There are also ways in which Alienation plays as much like a role-playing game as it does an arcade shooter. For starters, you chose from three different character classes, each with their own special attacks and abilities. While the Saboteur is a solid, all-around gunner, there’s also the health-dispensing Bio Specialist for team players, while those who prefer to walk softly and carry a big gun can opt for the Heavy.
All of the characters in Alienation can also be upgraded, as can your weapons. But not the way you upgraded your weapons in Dead Nation. Instead of finding money lying around, you instead pick up upgrade cores, which can be used to upgrade the effectiveness of health orbs, as well as to buy and then improve your special attacks.

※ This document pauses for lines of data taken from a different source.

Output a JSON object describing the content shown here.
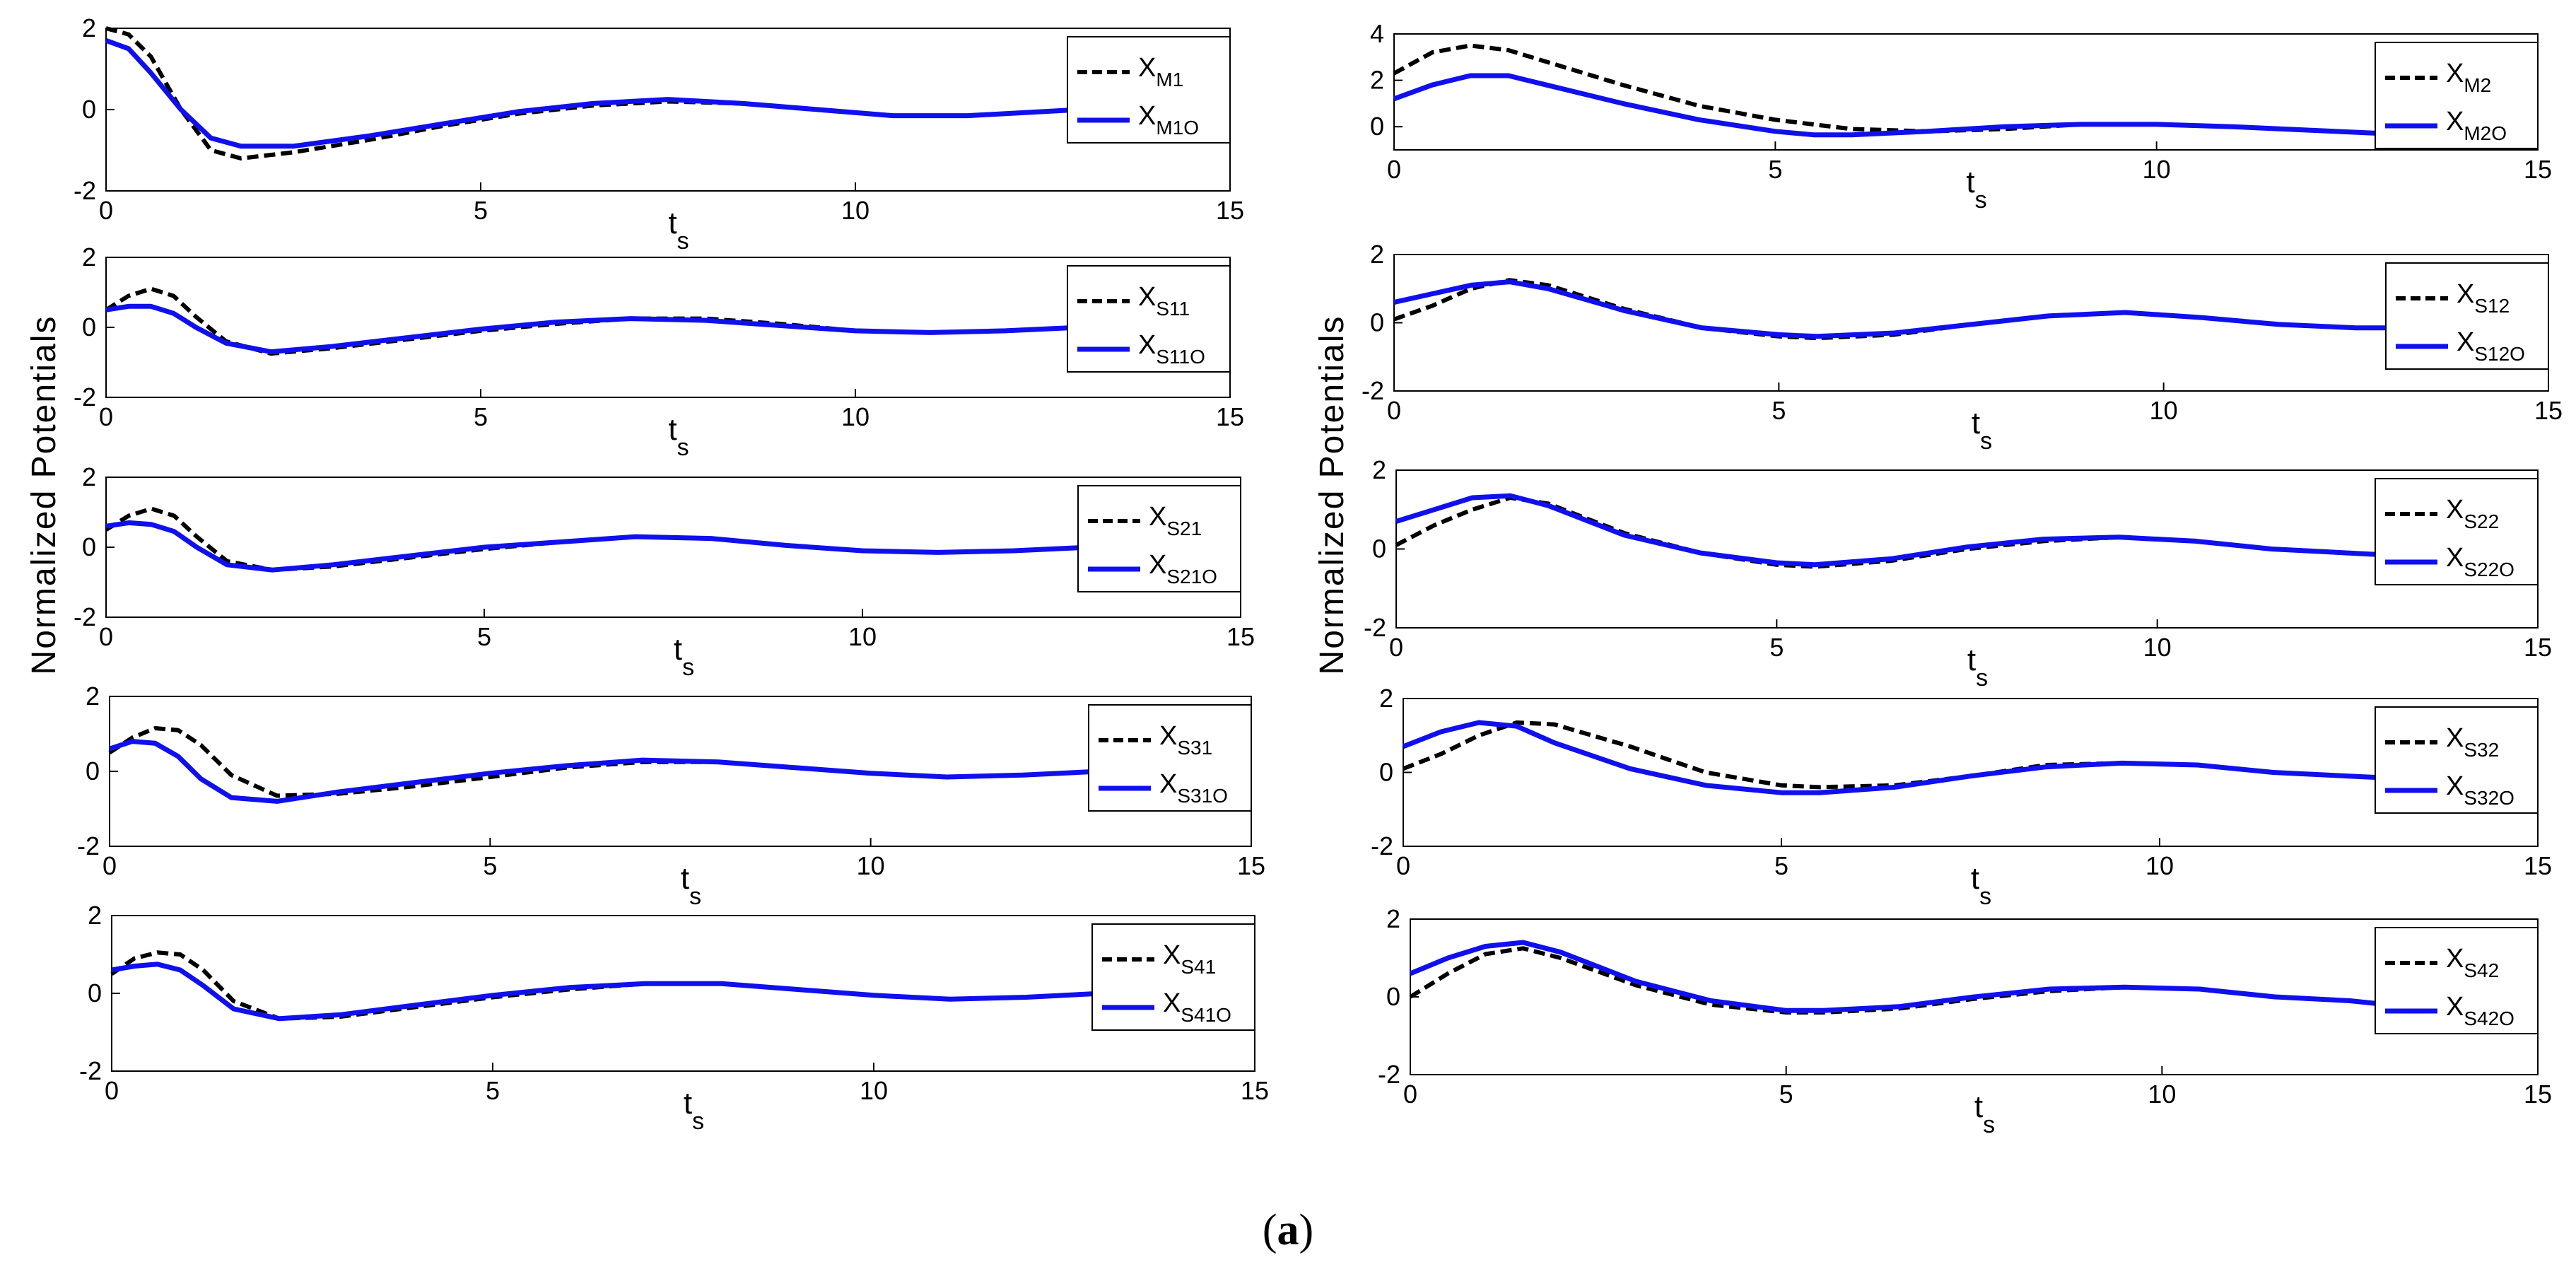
{
  "figure": {
    "ylabel": "Normalized Potentials",
    "caption": {
      "open": "(",
      "letter": "a",
      "close": ")"
    },
    "colors": {
      "reference": "#000000",
      "observer": "#1010ee"
    }
  },
  "chart_data": [
    {
      "type": "line",
      "column": "left",
      "xlabel": "t",
      "xlabel_sub": "s",
      "xlim": [
        0,
        15
      ],
      "ylim": [
        -2,
        2
      ],
      "xticks": [
        0,
        5,
        10,
        15
      ],
      "yticks": [
        -2,
        0,
        2
      ],
      "series": [
        {
          "name": "X",
          "sub": "M1",
          "style": "dashed",
          "x": [
            0,
            0.3,
            0.6,
            1.0,
            1.4,
            1.8,
            2.5,
            3.5,
            4.5,
            5.5,
            6.5,
            7.5,
            8.5,
            9.5,
            10.5,
            11.5,
            12.5,
            13.0
          ],
          "y": [
            2.0,
            1.85,
            1.3,
            0.0,
            -1.0,
            -1.2,
            -1.05,
            -0.75,
            -0.4,
            -0.1,
            0.1,
            0.2,
            0.15,
            0.0,
            -0.15,
            -0.15,
            -0.05,
            0.0
          ]
        },
        {
          "name": "X",
          "sub": "M1O",
          "style": "solid",
          "x": [
            0,
            0.3,
            0.6,
            1.0,
            1.4,
            1.8,
            2.5,
            3.5,
            4.5,
            5.5,
            6.5,
            7.5,
            8.5,
            9.5,
            10.5,
            11.5,
            12.5,
            13.0
          ],
          "y": [
            1.7,
            1.5,
            0.9,
            0.0,
            -0.7,
            -0.9,
            -0.9,
            -0.65,
            -0.35,
            -0.05,
            0.15,
            0.25,
            0.15,
            0.0,
            -0.15,
            -0.15,
            -0.05,
            0.0
          ]
        }
      ]
    },
    {
      "type": "line",
      "column": "right",
      "xlabel": "t",
      "xlabel_sub": "s",
      "xlim": [
        0,
        15
      ],
      "ylim": [
        -1,
        4
      ],
      "xticks": [
        0,
        5,
        10,
        15
      ],
      "yticks": [
        0,
        2,
        4
      ],
      "series": [
        {
          "name": "X",
          "sub": "M2",
          "style": "dashed",
          "x": [
            0,
            0.5,
            1.0,
            1.5,
            2.0,
            3.0,
            4.0,
            5.0,
            6.0,
            7.0,
            8.0,
            9.0,
            10.0,
            11.0,
            12.0,
            13.0
          ],
          "y": [
            2.3,
            3.2,
            3.5,
            3.3,
            2.8,
            1.8,
            0.9,
            0.3,
            -0.1,
            -0.2,
            -0.1,
            0.1,
            0.1,
            0.0,
            -0.15,
            -0.3
          ]
        },
        {
          "name": "X",
          "sub": "M2O",
          "style": "solid",
          "x": [
            0,
            0.5,
            1.0,
            1.5,
            2.0,
            3.0,
            4.0,
            5.0,
            5.5,
            6.0,
            7.0,
            8.0,
            9.0,
            10.0,
            11.0,
            12.0,
            13.0
          ],
          "y": [
            1.2,
            1.8,
            2.2,
            2.2,
            1.8,
            1.0,
            0.3,
            -0.2,
            -0.35,
            -0.35,
            -0.2,
            0.0,
            0.1,
            0.1,
            0.0,
            -0.15,
            -0.3
          ]
        }
      ]
    },
    {
      "type": "line",
      "column": "left",
      "xlabel": "t",
      "xlabel_sub": "s",
      "xlim": [
        0,
        15
      ],
      "ylim": [
        -2,
        2
      ],
      "xticks": [
        0,
        5,
        10,
        15
      ],
      "yticks": [
        -2,
        0,
        2
      ],
      "series": [
        {
          "name": "X",
          "sub": "S11",
          "style": "dashed",
          "x": [
            0,
            0.3,
            0.6,
            0.9,
            1.2,
            1.6,
            2.2,
            3.0,
            4.0,
            5.0,
            6.0,
            7.0,
            8.0,
            9.0,
            10.0,
            11.0,
            12.0,
            13.0
          ],
          "y": [
            0.5,
            0.9,
            1.1,
            0.9,
            0.3,
            -0.4,
            -0.75,
            -0.6,
            -0.35,
            -0.1,
            0.1,
            0.25,
            0.25,
            0.1,
            -0.1,
            -0.15,
            -0.1,
            0.0
          ]
        },
        {
          "name": "X",
          "sub": "S11O",
          "style": "solid",
          "x": [
            0,
            0.3,
            0.6,
            0.9,
            1.2,
            1.6,
            2.2,
            3.0,
            4.0,
            5.0,
            6.0,
            7.0,
            8.0,
            9.0,
            10.0,
            11.0,
            12.0,
            13.0
          ],
          "y": [
            0.5,
            0.6,
            0.6,
            0.4,
            0.0,
            -0.45,
            -0.7,
            -0.55,
            -0.3,
            -0.05,
            0.15,
            0.25,
            0.2,
            0.05,
            -0.1,
            -0.15,
            -0.1,
            0.0
          ]
        }
      ]
    },
    {
      "type": "line",
      "column": "right",
      "xlabel": "t",
      "xlabel_sub": "s",
      "xlim": [
        0,
        15
      ],
      "ylim": [
        -2,
        2
      ],
      "xticks": [
        0,
        5,
        10,
        15
      ],
      "yticks": [
        -2,
        0,
        2
      ],
      "series": [
        {
          "name": "X",
          "sub": "S12",
          "style": "dashed",
          "x": [
            0,
            0.5,
            1.0,
            1.5,
            2.0,
            3.0,
            4.0,
            5.0,
            5.5,
            6.5,
            7.5,
            8.5,
            9.5,
            10.5,
            11.5,
            12.5,
            13.0
          ],
          "y": [
            0.1,
            0.5,
            1.0,
            1.25,
            1.1,
            0.4,
            -0.15,
            -0.4,
            -0.45,
            -0.35,
            -0.05,
            0.2,
            0.3,
            0.15,
            -0.05,
            -0.15,
            -0.15
          ]
        },
        {
          "name": "X",
          "sub": "S12O",
          "style": "solid",
          "x": [
            0,
            0.5,
            1.0,
            1.5,
            2.0,
            3.0,
            4.0,
            5.0,
            5.5,
            6.5,
            7.5,
            8.5,
            9.5,
            10.5,
            11.5,
            12.5,
            13.0
          ],
          "y": [
            0.6,
            0.85,
            1.1,
            1.2,
            1.0,
            0.35,
            -0.15,
            -0.35,
            -0.4,
            -0.3,
            -0.05,
            0.2,
            0.3,
            0.15,
            -0.05,
            -0.15,
            -0.15
          ]
        }
      ]
    },
    {
      "type": "line",
      "column": "left",
      "xlabel": "t",
      "xlabel_sub": "s",
      "xlim": [
        0,
        15
      ],
      "ylim": [
        -2,
        2
      ],
      "xticks": [
        0,
        5,
        10,
        15
      ],
      "yticks": [
        -2,
        0,
        2
      ],
      "series": [
        {
          "name": "X",
          "sub": "S21",
          "style": "dashed",
          "x": [
            0,
            0.3,
            0.6,
            0.9,
            1.2,
            1.6,
            2.2,
            3.0,
            4.0,
            5.0,
            6.0,
            7.0,
            8.0,
            9.0,
            10.0,
            11.0,
            12.0,
            13.0
          ],
          "y": [
            0.5,
            0.9,
            1.1,
            0.9,
            0.3,
            -0.4,
            -0.65,
            -0.55,
            -0.3,
            -0.05,
            0.15,
            0.3,
            0.25,
            0.05,
            -0.1,
            -0.15,
            -0.1,
            0.0
          ]
        },
        {
          "name": "X",
          "sub": "S21O",
          "style": "solid",
          "x": [
            0,
            0.3,
            0.6,
            0.9,
            1.2,
            1.6,
            2.2,
            3.0,
            4.0,
            5.0,
            6.0,
            7.0,
            8.0,
            9.0,
            10.0,
            11.0,
            12.0,
            13.0
          ],
          "y": [
            0.6,
            0.7,
            0.65,
            0.45,
            0.0,
            -0.5,
            -0.65,
            -0.5,
            -0.25,
            0.0,
            0.15,
            0.3,
            0.25,
            0.05,
            -0.1,
            -0.15,
            -0.1,
            0.0
          ]
        }
      ]
    },
    {
      "type": "line",
      "column": "right",
      "xlabel": "t",
      "xlabel_sub": "s",
      "xlim": [
        0,
        15
      ],
      "ylim": [
        -2,
        2
      ],
      "xticks": [
        0,
        5,
        10,
        15
      ],
      "yticks": [
        -2,
        0,
        2
      ],
      "series": [
        {
          "name": "X",
          "sub": "S22",
          "style": "dashed",
          "x": [
            0,
            0.5,
            1.0,
            1.5,
            2.0,
            3.0,
            4.0,
            5.0,
            5.5,
            6.5,
            7.5,
            8.5,
            9.5,
            10.5,
            11.5,
            12.5,
            13.0
          ],
          "y": [
            0.1,
            0.6,
            1.0,
            1.3,
            1.15,
            0.4,
            -0.1,
            -0.4,
            -0.45,
            -0.3,
            0.0,
            0.2,
            0.3,
            0.2,
            0.0,
            -0.1,
            -0.15
          ]
        },
        {
          "name": "X",
          "sub": "S22O",
          "style": "solid",
          "x": [
            0,
            0.5,
            1.0,
            1.5,
            2.0,
            3.0,
            4.0,
            5.0,
            5.5,
            6.5,
            7.5,
            8.5,
            9.5,
            10.5,
            11.5,
            12.5,
            13.0
          ],
          "y": [
            0.7,
            1.0,
            1.3,
            1.35,
            1.1,
            0.35,
            -0.1,
            -0.35,
            -0.4,
            -0.25,
            0.05,
            0.25,
            0.3,
            0.2,
            0.0,
            -0.1,
            -0.15
          ]
        }
      ]
    },
    {
      "type": "line",
      "column": "left",
      "xlabel": "t",
      "xlabel_sub": "s",
      "xlim": [
        0,
        15
      ],
      "ylim": [
        -2,
        2
      ],
      "xticks": [
        0,
        5,
        10,
        15
      ],
      "yticks": [
        -2,
        0,
        2
      ],
      "series": [
        {
          "name": "X",
          "sub": "S31",
          "style": "dashed",
          "x": [
            0,
            0.3,
            0.6,
            0.9,
            1.2,
            1.6,
            2.2,
            3.0,
            4.0,
            5.0,
            6.0,
            7.0,
            8.0,
            9.0,
            10.0,
            11.0,
            12.0,
            13.0
          ],
          "y": [
            0.5,
            0.9,
            1.15,
            1.1,
            0.7,
            -0.1,
            -0.65,
            -0.6,
            -0.4,
            -0.15,
            0.1,
            0.25,
            0.25,
            0.1,
            -0.05,
            -0.15,
            -0.1,
            0.0
          ]
        },
        {
          "name": "X",
          "sub": "S31O",
          "style": "solid",
          "x": [
            0,
            0.3,
            0.6,
            0.9,
            1.2,
            1.6,
            2.2,
            3.0,
            4.0,
            5.0,
            6.0,
            7.0,
            8.0,
            9.0,
            10.0,
            11.0,
            12.0,
            13.0
          ],
          "y": [
            0.6,
            0.8,
            0.75,
            0.4,
            -0.2,
            -0.7,
            -0.8,
            -0.55,
            -0.3,
            -0.05,
            0.15,
            0.3,
            0.25,
            0.1,
            -0.05,
            -0.15,
            -0.1,
            0.0
          ]
        }
      ]
    },
    {
      "type": "line",
      "column": "right",
      "xlabel": "t",
      "xlabel_sub": "s",
      "xlim": [
        0,
        15
      ],
      "ylim": [
        -2,
        2
      ],
      "xticks": [
        0,
        5,
        10,
        15
      ],
      "yticks": [
        -2,
        0,
        2
      ],
      "series": [
        {
          "name": "X",
          "sub": "S32",
          "style": "dashed",
          "x": [
            0,
            0.5,
            1.0,
            1.5,
            2.0,
            3.0,
            4.0,
            5.0,
            5.5,
            6.5,
            7.5,
            8.5,
            9.5,
            10.5,
            11.5,
            12.5,
            13.0
          ],
          "y": [
            0.1,
            0.5,
            1.0,
            1.35,
            1.3,
            0.7,
            0.0,
            -0.35,
            -0.4,
            -0.35,
            -0.1,
            0.2,
            0.25,
            0.2,
            0.0,
            -0.1,
            -0.15
          ]
        },
        {
          "name": "X",
          "sub": "S32O",
          "style": "solid",
          "x": [
            0,
            0.5,
            1.0,
            1.5,
            2.0,
            3.0,
            4.0,
            5.0,
            5.5,
            6.5,
            7.5,
            8.5,
            9.5,
            10.5,
            11.5,
            12.5,
            13.0
          ],
          "y": [
            0.7,
            1.1,
            1.35,
            1.25,
            0.8,
            0.1,
            -0.35,
            -0.55,
            -0.55,
            -0.4,
            -0.1,
            0.15,
            0.25,
            0.2,
            0.0,
            -0.1,
            -0.15
          ]
        }
      ]
    },
    {
      "type": "line",
      "column": "left",
      "xlabel": "t",
      "xlabel_sub": "s",
      "xlim": [
        0,
        15
      ],
      "ylim": [
        -2,
        2
      ],
      "xticks": [
        0,
        5,
        10,
        15
      ],
      "yticks": [
        -2,
        0,
        2
      ],
      "series": [
        {
          "name": "X",
          "sub": "S41",
          "style": "dashed",
          "x": [
            0,
            0.3,
            0.6,
            0.9,
            1.2,
            1.6,
            2.2,
            3.0,
            4.0,
            5.0,
            6.0,
            7.0,
            8.0,
            9.0,
            10.0,
            11.0,
            12.0,
            13.0
          ],
          "y": [
            0.5,
            0.9,
            1.05,
            1.0,
            0.6,
            -0.2,
            -0.65,
            -0.6,
            -0.35,
            -0.1,
            0.1,
            0.25,
            0.25,
            0.1,
            -0.05,
            -0.15,
            -0.1,
            0.0
          ]
        },
        {
          "name": "X",
          "sub": "S41O",
          "style": "solid",
          "x": [
            0,
            0.3,
            0.6,
            0.9,
            1.2,
            1.6,
            2.2,
            3.0,
            4.0,
            5.0,
            6.0,
            7.0,
            8.0,
            9.0,
            10.0,
            11.0,
            12.0,
            13.0
          ],
          "y": [
            0.6,
            0.7,
            0.75,
            0.6,
            0.2,
            -0.4,
            -0.65,
            -0.55,
            -0.3,
            -0.05,
            0.15,
            0.25,
            0.25,
            0.1,
            -0.05,
            -0.15,
            -0.1,
            0.0
          ]
        }
      ]
    },
    {
      "type": "line",
      "column": "right",
      "xlabel": "t",
      "xlabel_sub": "s",
      "xlim": [
        0,
        15
      ],
      "ylim": [
        -2,
        2
      ],
      "xticks": [
        0,
        5,
        10,
        15
      ],
      "yticks": [
        -2,
        0,
        2
      ],
      "series": [
        {
          "name": "X",
          "sub": "S42",
          "style": "dashed",
          "x": [
            0,
            0.5,
            1.0,
            1.5,
            2.0,
            3.0,
            4.0,
            5.0,
            5.5,
            6.5,
            7.5,
            8.5,
            9.5,
            10.5,
            11.5,
            12.5,
            13.0
          ],
          "y": [
            0.0,
            0.6,
            1.1,
            1.25,
            1.0,
            0.3,
            -0.2,
            -0.4,
            -0.4,
            -0.3,
            -0.05,
            0.15,
            0.25,
            0.2,
            0.0,
            -0.1,
            -0.2
          ]
        },
        {
          "name": "X",
          "sub": "S42O",
          "style": "solid",
          "x": [
            0,
            0.5,
            1.0,
            1.5,
            2.0,
            3.0,
            4.0,
            5.0,
            5.5,
            6.5,
            7.5,
            8.5,
            9.5,
            10.5,
            11.5,
            12.5,
            13.0
          ],
          "y": [
            0.6,
            1.0,
            1.3,
            1.4,
            1.15,
            0.4,
            -0.1,
            -0.35,
            -0.35,
            -0.25,
            0.0,
            0.2,
            0.25,
            0.2,
            0.0,
            -0.1,
            -0.2
          ]
        }
      ]
    }
  ]
}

That said, Alienation isn’t as loot-driven as such RPGs as Diablo III or even such RPG-infused shooters as The Division. Most of what you pick-up are pick-ups — er, really, pick-me-ups — like heath and ammo, with only the occasional gun or grenade thrown in for good measure. You also don’t have to worry if you’re going to run out of room in your bag of holding for all the useless items you find, since you can just scrap everything instantly, and use the parts to make upgrade orbs.
While all of these elements work well together, resulting in firefights are as frantic as anything you’d find in the better Call Of Duty or Halo games, Alienation isn’t without its problems. The biggest and most irritating of which — largely because it’s the most inexplicable and easily fixed — is that you can’t pause the game, even when playing on your own. And no, hitting the PS button to go to the PlayStation 4’s main menu doesn’t work, either. Which is especially annoying, not just because you’re screwed when you have to answer the phone or the call of nature, but also because you can’t even pause when you go to the upgrade menu. Good thing you can just apply your upgrades between missions.
It’s also somewhat incongruous, aesthetically, that the health power-ups in Alienation are green hearts. And no, the color isn’t the problem, it’s the shape, which makes it a bit too cartoony for this game.
There’s also the rather bouncy grenades, which never land where you throw them. Which is why I always swapped them out for the boomerang. And no, that’s not the code name for some cool futuristic alien weapon, it’s a real boomerang you can throw at people.
Alienation also has an issue so common these days that I often just cut and paste this paragraph from one review to the next: some of the text is too small. If you sit at a reasonable distance from your television — y’know, like your mama told you to — you’ll have trouble reading the button prompts and some of the menus.
Even with all of these problems, though, Alienation is an engaging and addictive arcade shooter that adds some interesting and new mechanics. Well, new to this genre, that is. And while the inability to pause the game when needed is really, really frustrating, the rest of the game works so well that you probably won’t want to answer the phone when it rings anyway.